There is more than sufficient good science to defend the safety of glyphosate in an independent forum. The impact of its withdrawal on arable agriculture and the wider environment would be immense. Whilst the list of its benefits is too long to detail in this blog, I should like to mention one issue in particular.
It is a widely held belief that no-till, enabled by glyphosate, increases carbon capture in the soil. This is not true. No-till and ploughing capture the same amount of carbon. With no-till there is a build up on the soil surface whilst with ploughing it is distributed throughout the plough layer. A recent AHDB report confirms this.
It may well be that concentrating the soil carbon close to the surface rather than it being more dispersed brings agronomic and environmental advantages.

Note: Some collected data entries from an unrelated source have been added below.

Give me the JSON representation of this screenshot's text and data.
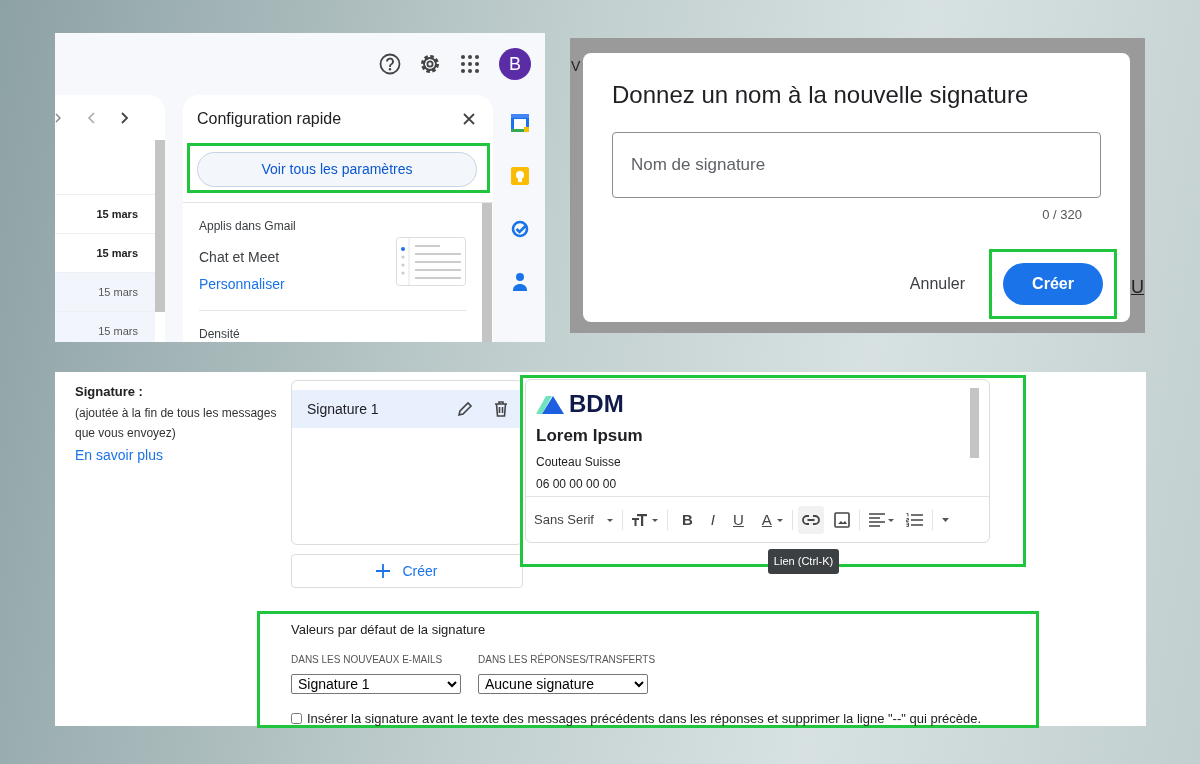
{
  "gmail_panel": {
    "avatar": {
      "letter": "B"
    },
    "mail_list": {
      "rows": [
        {
          "date": "15 mars",
          "unread": true
        },
        {
          "date": "15 mars",
          "unread": true
        },
        {
          "date": "15 mars",
          "unread": false
        },
        {
          "date": "15 mars",
          "unread": false
        }
      ]
    },
    "quick_settings": {
      "title": "Configuration rapide",
      "all_settings_button": {
        "label": "Voir tous les paramètres",
        "highlighted": true
      },
      "sections": [
        {
          "heading": "Applis dans Gmail",
          "item": "Chat et Meet",
          "link": "Personnaliser"
        },
        {
          "heading": "Densité"
        }
      ]
    }
  },
  "name_dialog": {
    "backdrop_texts": [
      "V",
      "U"
    ],
    "title": "Donnez un nom à la nouvelle signature",
    "field": {
      "placeholder": "Nom de signature"
    },
    "counter": "0 / 320",
    "buttons": [
      {
        "label": "Annuler",
        "kind": "text",
        "highlighted": false
      },
      {
        "label": "Créer",
        "kind": "filled",
        "highlighted": true
      }
    ]
  },
  "signature_settings": {
    "label": "Signature :",
    "description": "(ajoutée à la fin de tous les messages que vous envoyez)",
    "learn_more": "En savoir plus",
    "signatures": [
      {
        "name": "Signature 1",
        "selected": true
      }
    ],
    "create_button": "Créer",
    "editor": {
      "highlighted": true,
      "logo_text": "BDM",
      "name": "Lorem Ipsum",
      "lines": [
        "Couteau Suisse",
        "06 00 00 00 00"
      ],
      "toolbar": [
        {
          "kind": "font",
          "label": "Sans Serif"
        },
        {
          "kind": "size"
        },
        {
          "kind": "bold",
          "label": "B"
        },
        {
          "kind": "italic",
          "label": "I"
        },
        {
          "kind": "underline",
          "label": "U"
        },
        {
          "kind": "color",
          "label": "A"
        },
        {
          "kind": "link",
          "tooltip": "Lien (Ctrl-K)"
        },
        {
          "kind": "image"
        },
        {
          "kind": "align"
        },
        {
          "kind": "list"
        },
        {
          "kind": "more"
        }
      ]
    },
    "defaults": {
      "highlighted": true,
      "title": "Valeurs par défaut de la signature",
      "columns": [
        {
          "label": "DANS LES NOUVEAUX E-MAILS",
          "value": "Signature 1"
        },
        {
          "label": "DANS LES RÉPONSES/TRANSFERTS",
          "value": "Aucune signature"
        }
      ],
      "insert_before": {
        "label": "Insérer la signature avant le texte des messages précédents dans les réponses et supprimer la ligne \"--\" qui précède.",
        "checked": false
      }
    }
  }
}
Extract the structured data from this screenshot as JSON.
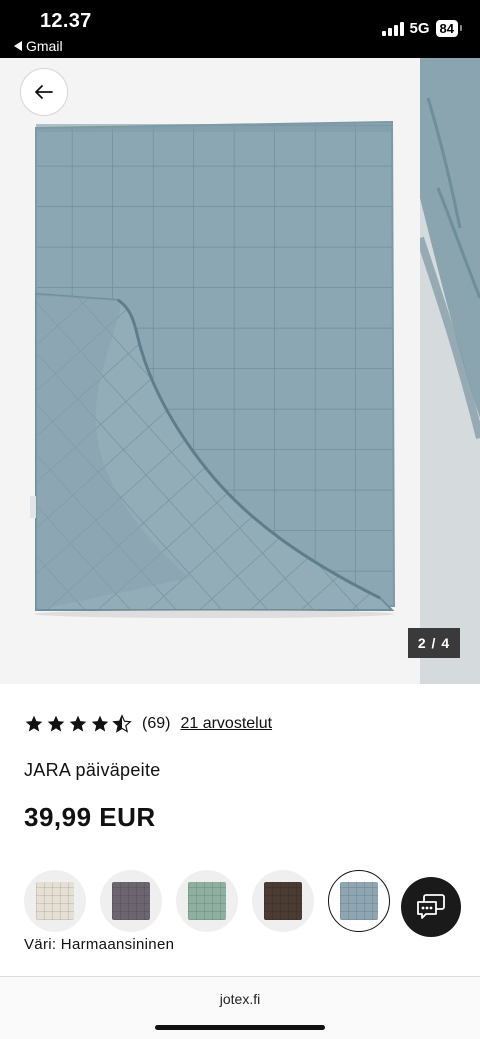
{
  "status_bar": {
    "time": "12.37",
    "back_app": "Gmail",
    "network": "5G",
    "battery": "84"
  },
  "gallery": {
    "pager": "2 / 4",
    "back_icon": "arrow-left-icon"
  },
  "product": {
    "rating_value": 4.5,
    "rating_count": "(69)",
    "reviews_link": "21 arvostelut",
    "title": "JARA päiväpeite",
    "price": "39,99 EUR",
    "color_label": "Väri: Harmaansininen",
    "swatches": [
      {
        "color": "#e6e0d4",
        "selected": false
      },
      {
        "color": "#6c6570",
        "selected": false
      },
      {
        "color": "#8fb0a0",
        "selected": false
      },
      {
        "color": "#4a3b33",
        "selected": false
      },
      {
        "color": "#8ea6b2",
        "selected": true
      }
    ]
  },
  "chat": {
    "icon": "chat-icon"
  },
  "browser": {
    "url": "jotex.fi"
  },
  "colors": {
    "quilt": "#8ba7b3",
    "quilt_dark": "#6f8e9b",
    "pager_bg": "#3a3a3a"
  }
}
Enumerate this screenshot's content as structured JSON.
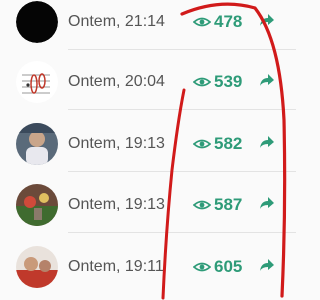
{
  "colors": {
    "accent": "#2e9b78",
    "time_text": "#555555",
    "annotation": "#d11a1a"
  },
  "icons": {
    "views": "eye-icon",
    "share": "share-arrow-icon"
  },
  "status_items": [
    {
      "time": "Ontem, 21:14",
      "views": "478"
    },
    {
      "time": "Ontem, 20:04",
      "views": "539"
    },
    {
      "time": "Ontem, 19:13",
      "views": "582"
    },
    {
      "time": "Ontem, 19:13",
      "views": "587"
    },
    {
      "time": "Ontem, 19:11",
      "views": "605"
    }
  ]
}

Of course, no-till or shallow till means moving less soil and so there can be massive savings in fuel usage and carbon emissions. As a rule of thumb, doubling the depth of moving all the soil in the primary cultivation increases the power requirement fourfold.
Soil health is now of tremendous interest to politicians as well as farmers and, in this context, reducing tillage is a way forward provided that the soil is suited to such an approach and rotations are adopted to help manage weeds. The potential cost savings are very significant. The use of cover crops can help facilitate no-till or min-till but they will need to be killed with glyphosate before the following crop.
With such major advantages from glyphosate use hopefully the regulatory authorities will not let slip their standards and attitudes to sound science.